Mylondo rétorque là encore qu’il nous appartient de définir ce qui est pour nous une valeur économique ou non : « Qu’est-ce qui nous empêche de définir la belote comme activité amicale à rémunérer pour sa valeur sociale ? » Rien, en effet – sinon la faculté à y faire consentir le corps social, ce qui n’est pas exactement un détail. Mais on ne peut décider et voter pour chaque activité ! Comme le note l’économiste Jean-Marie Harribey, cela pose donc le problème de la validation sociale de notre activité économique : présupposer que chacun d’entre nous sera créateur de valeur économique revient à faire de chacun le propre juge de l’utilité sociale de son activité. Or, par définition, cette validation ne peut être que collective, et cette validation sociale s’appelle… le travail [iii].

Des limites de l’auto-stop

Au-delà de la question de la réciprocité, la promesse d’offrir à chacun la possibilité de choisir entre le fait de se contenter du revenu de base ou de le compléter par un salaire en travaillant, peut également laisser dubitatif : si tout le monde fait le choix de la frugalité et refuse le travail, le pouvoir d’achat distribué par le revenu de base n’aura guère d’utilité au milieu des étals vides… À moins de croire en un équilibre spontané des choix individuels (axiome d’inspiration plutôt libérale) entre emploi et refus de l’emploi, le revenu de base ne permet donc pas à chacun de se libérer du travail productif, mais permet au mieux à certains de prélever une partie du travail des autres. En quelque sorte, le bénéficiaire oisif du revenu de base serait l’auto-stoppeur de la société : la généralisation de son propre choix détruirait la possibilité même de son existence.

mylondoAvec honnêteté, Baptiste Mylondo le reconnaît : « Le risque, c’est que certains décident d’arrêter de travailler, ou de réduire fortement leur temps de travail. » Mais comment concilier cette réserve avec la prétention du revenu de base à nous libérer de la contrainte du travail ? Nous savons pourtant depuis le bon vieux tonton Marx que, le travail étant la seule source de richesses, on ne peut distribuer de revenus avant d’avoir produit ce qu’ils servent à acquérir.

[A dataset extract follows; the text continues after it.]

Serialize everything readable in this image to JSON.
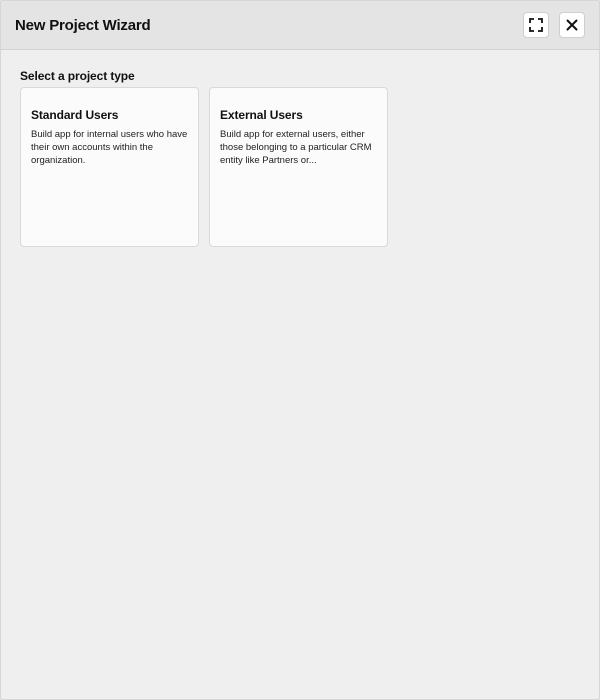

Tout aussi incertaine est la promesse de faire du revenu de base un revenu universel. Une des questions non tranchées au sein des partisans du revenu de base concerne l’attribution de ce revenu aux immigrés. Deux possibilités : l’une, restrictive, serait d’en limiter l’attribution aux seuls citoyens français, à l’instar du RSA actuel. C’est semble-t-il la position de l’Aire, qui propose sur son site que « tout citoyen [n’ait] droit qu’au revenu de son pays d’origine ». L’autre possibilité, plus extensive, serait d’attribuer le revenu de base à tout résident sur le sol français, quelle que soit sa nationalité.

« En quelque sorte, le bénéficiaire oisif du revenu de base serait l’auto-stoppeur de la société : la généralisation de son propre choix détruirait la possibilité même de son existence. »

Aucune de ces deux solutions n’est dénuée de difficultés. Réserver le revenu de base aux seuls citoyens français générerait des situations aussi absurdes que révoltantes : un immigré qui serait employé à temps partiel pour de rudes travaux agricoles gagnerait ainsi moins d’argent qu’un oisif français vivant sur son revenu de base, et ce du seul fait qu’il est immigré. Forme étrange de réintroduction d’inégalités sociales uniquement liées au sang et à l’origine géographique, cette solution est aussi un véritable encouragement à l’esclavage moderne : les tâches les plus rudes et avilissantes, que le revenu de base incitera les Français à délaisser, seraient alors mécaniquement dévolues à la main-d’œuvre immigrée… qui n’aurait quant à elle pas le doux loisir de se prononcer sur son rapport à la contrainte du travail salarié.

La seule solution moralement acceptable serait donc évidemment l’attribution du revenu de base à tout résident français. Cependant, sa compatibilité avec plusieurs principes louables (frontières ouvertes, régularisation automatique des sans-papiers, etc.) ne va pas forcément de soi, et le MFRB se montre fort peu disert sur ces difficultés. L’universalité du revenu de base, en cela même qu’il est dissocié du travail, n’a donc rien d’une évidence.

L’inconditionnalité… et ses contreparties cachées ?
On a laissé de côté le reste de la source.